December 3, 2011
To Mr. Stern, Mr. Hunter, Mr. Fisher, and all other parties associated with the National Basketball Association and the National Basketball Players Association:
You're getting off easy.
After the travesty of the 1999 lockout and the following years, when no one in the East really mattered come June, when the Lakers were winning everything, when Chicago was deadly quiet in the post-MJ years, you should have learned not to let this happen.
There was no competition. The second wave of high-school players was coming to prominence, burning brightly on the national stage before flaring out in a second. It was the era of Los Angeles over "whoever else".
You should have learned.
Didn't you watch the MLB strike and the years following? The initial blow to baseball paled in comparison with the future consequences. Baseball needed a fast way to get back on top; the answer was home runs and roided-up heroes. Even on the heels of an incredibly tantalizing World Series, baseball fans are still wary of drugs, big salaries and mealy-mouthed owners, intent only on making more money. Why do think MLB television ratings have fallen so far in the past twenty years? Hint: it's not all Joe Buck's fault.

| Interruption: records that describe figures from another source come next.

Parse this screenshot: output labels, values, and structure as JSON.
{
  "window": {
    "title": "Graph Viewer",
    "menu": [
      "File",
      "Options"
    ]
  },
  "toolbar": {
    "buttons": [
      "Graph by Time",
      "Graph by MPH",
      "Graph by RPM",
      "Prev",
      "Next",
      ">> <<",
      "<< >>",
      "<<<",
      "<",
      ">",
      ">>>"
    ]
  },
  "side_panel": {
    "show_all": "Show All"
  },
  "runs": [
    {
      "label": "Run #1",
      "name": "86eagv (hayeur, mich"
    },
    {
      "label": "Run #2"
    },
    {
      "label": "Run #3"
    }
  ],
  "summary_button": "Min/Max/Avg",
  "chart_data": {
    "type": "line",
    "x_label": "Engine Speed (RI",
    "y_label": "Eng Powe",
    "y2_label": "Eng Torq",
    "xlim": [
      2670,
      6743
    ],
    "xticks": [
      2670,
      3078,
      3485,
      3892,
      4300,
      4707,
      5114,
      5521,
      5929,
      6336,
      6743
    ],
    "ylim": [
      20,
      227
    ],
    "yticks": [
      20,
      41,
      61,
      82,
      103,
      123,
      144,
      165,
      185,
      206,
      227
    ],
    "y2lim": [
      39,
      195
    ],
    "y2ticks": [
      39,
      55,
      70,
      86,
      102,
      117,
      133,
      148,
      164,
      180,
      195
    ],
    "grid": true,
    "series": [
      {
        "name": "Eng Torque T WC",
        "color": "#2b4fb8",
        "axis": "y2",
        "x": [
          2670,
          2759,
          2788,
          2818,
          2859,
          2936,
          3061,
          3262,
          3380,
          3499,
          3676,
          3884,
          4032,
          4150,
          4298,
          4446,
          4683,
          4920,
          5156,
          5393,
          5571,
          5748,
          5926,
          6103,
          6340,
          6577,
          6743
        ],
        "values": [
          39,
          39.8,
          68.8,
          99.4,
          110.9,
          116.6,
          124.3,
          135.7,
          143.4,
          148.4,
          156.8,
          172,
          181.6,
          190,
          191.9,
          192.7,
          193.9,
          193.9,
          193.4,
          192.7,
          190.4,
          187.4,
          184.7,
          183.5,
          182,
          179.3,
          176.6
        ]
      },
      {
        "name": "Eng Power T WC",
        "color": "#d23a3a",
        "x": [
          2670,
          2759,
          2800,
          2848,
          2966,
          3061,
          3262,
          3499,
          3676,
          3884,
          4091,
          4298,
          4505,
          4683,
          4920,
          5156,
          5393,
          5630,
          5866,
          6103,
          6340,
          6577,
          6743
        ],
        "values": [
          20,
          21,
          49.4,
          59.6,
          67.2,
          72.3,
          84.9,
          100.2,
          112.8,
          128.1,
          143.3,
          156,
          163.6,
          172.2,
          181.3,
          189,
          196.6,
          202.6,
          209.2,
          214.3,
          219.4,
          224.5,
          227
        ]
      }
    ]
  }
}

1999 devastated me. I could have dealt with the break up of the Bulls. Michael, Scottie and Phil leaving was traumatic, but there were always new players. I could finally experience real playoff basketball instead of assuming the Bulls were going to steamroll everyone on their way to the Finals.
Then the league shut down.
Understand, there was nothing to hang your hat on in Chicago sports at that time, save for the 2000 White Sox and the Chicago Wolves. The Cubs sucked (always have, always will); the Bears were a year away from their crazy playoff season (Shane Matthews, everyone, Shane Matthews in the building!); the Blackhawks were slowly being strangled by Bill Wirtz. Now, Bulls went from NBA champions to the worst team in the league. This has a tendency to upset a 20-year-fan, and I was only 11.

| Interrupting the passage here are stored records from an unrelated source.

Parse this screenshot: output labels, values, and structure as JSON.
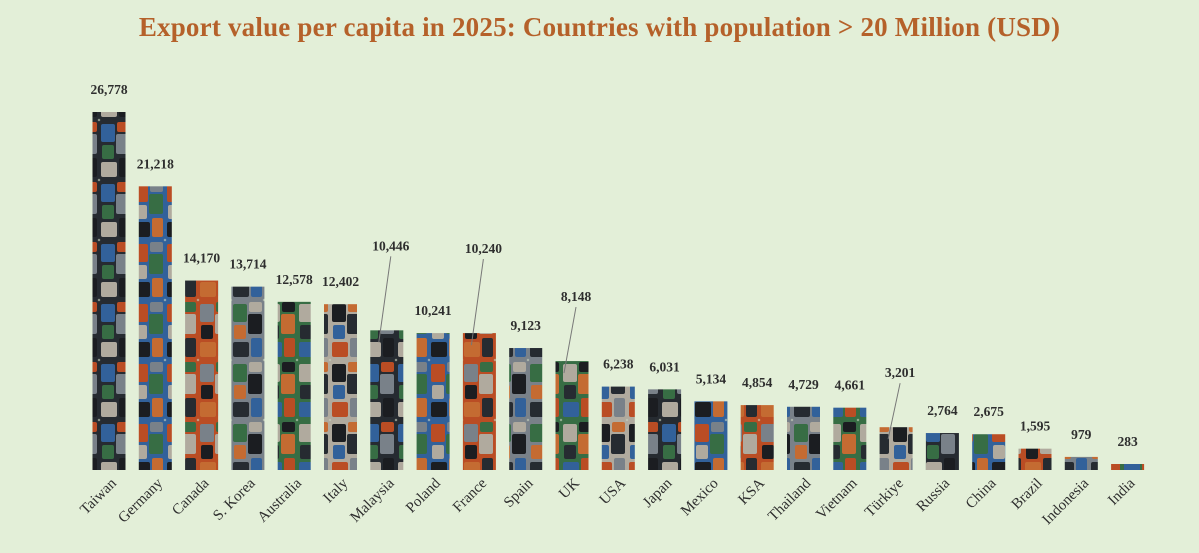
{
  "chart_data": {
    "type": "bar",
    "title": "Export value per capita in 2025: Countries with population > 20 Million (USD)",
    "categories": [
      "Taiwan",
      "Germany",
      "Canada",
      "S. Korea",
      "Australia",
      "Italy",
      "Malaysia",
      "Poland",
      "France",
      "Spain",
      "UK",
      "USA",
      "Japan",
      "Mexico",
      "KSA",
      "Thailand",
      "Vietnam",
      "Türkiye",
      "Russia",
      "China",
      "Brazil",
      "Indonesia",
      "India"
    ],
    "values": [
      26778,
      21218,
      14170,
      13714,
      12578,
      12402,
      10446,
      10241,
      10240,
      9123,
      8148,
      6238,
      6031,
      5134,
      4854,
      4729,
      4661,
      3201,
      2764,
      2675,
      1595,
      979,
      283
    ],
    "data_labels": [
      "26,778",
      "21,218",
      "14,170",
      "13,714",
      "12,578",
      "12,402",
      "10,446",
      "10,241",
      "10,240",
      "9,123",
      "8,148",
      "6,238",
      "6,031",
      "5,134",
      "4,854",
      "4,729",
      "4,661",
      "3,201",
      "2,764",
      "2,675",
      "1,595",
      "979",
      "283"
    ],
    "callout_labels": [
      "Malaysia",
      "France",
      "UK",
      "Türkiye"
    ],
    "ylim": [
      0,
      26778
    ],
    "grid": false,
    "legend": "none",
    "colors": {
      "background": "#e3efd8",
      "title": "#b5612a",
      "text": "#2e2e2e",
      "bar_palette": [
        "#2c3138",
        "#3a6fb0",
        "#d4582a",
        "#8a939c",
        "#3f7d4e",
        "#c9c2b4",
        "#1f2226",
        "#e07a3a"
      ]
    }
  }
}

After the '99 lockout, I quit playing basketball. I quit watching basketball. I didn't touch a basketball for three years. From that year until 2002, basketball meant nothing to me. I hope I was alone in this, but I doubt I was.
You should have learned from that.
The NFL made you look like petulant children this summer. They settled their dispute in time for a full season and got their fans to act as if nothing had happened. Meanwhile, you sat across the tables and fought over two percent of basketball-related income in the midst of a national debt crisis.
Let me say it again: while you were arguing over who was going to get two percent of the millions...and millions of BRI, the United States of America was careening toward bankruptcy.
You should have learned.
When I found out the season was back on, I was enthused, relieved, but still dissatisfied. 66 games will always mean an asterisk for whoever wins the Larry O'Brien Trophy this year. The Christmas Day games are a nice touch; who can really be upset about three genuinely marquee matchups? Still, the sting of these arduous months should weigh on the minds of any basketball fan.
This is basketball, America's true pastime. Don't let the struggle of business outweigh the beauty of the game ever again. I don't think I'm young enough to come back again.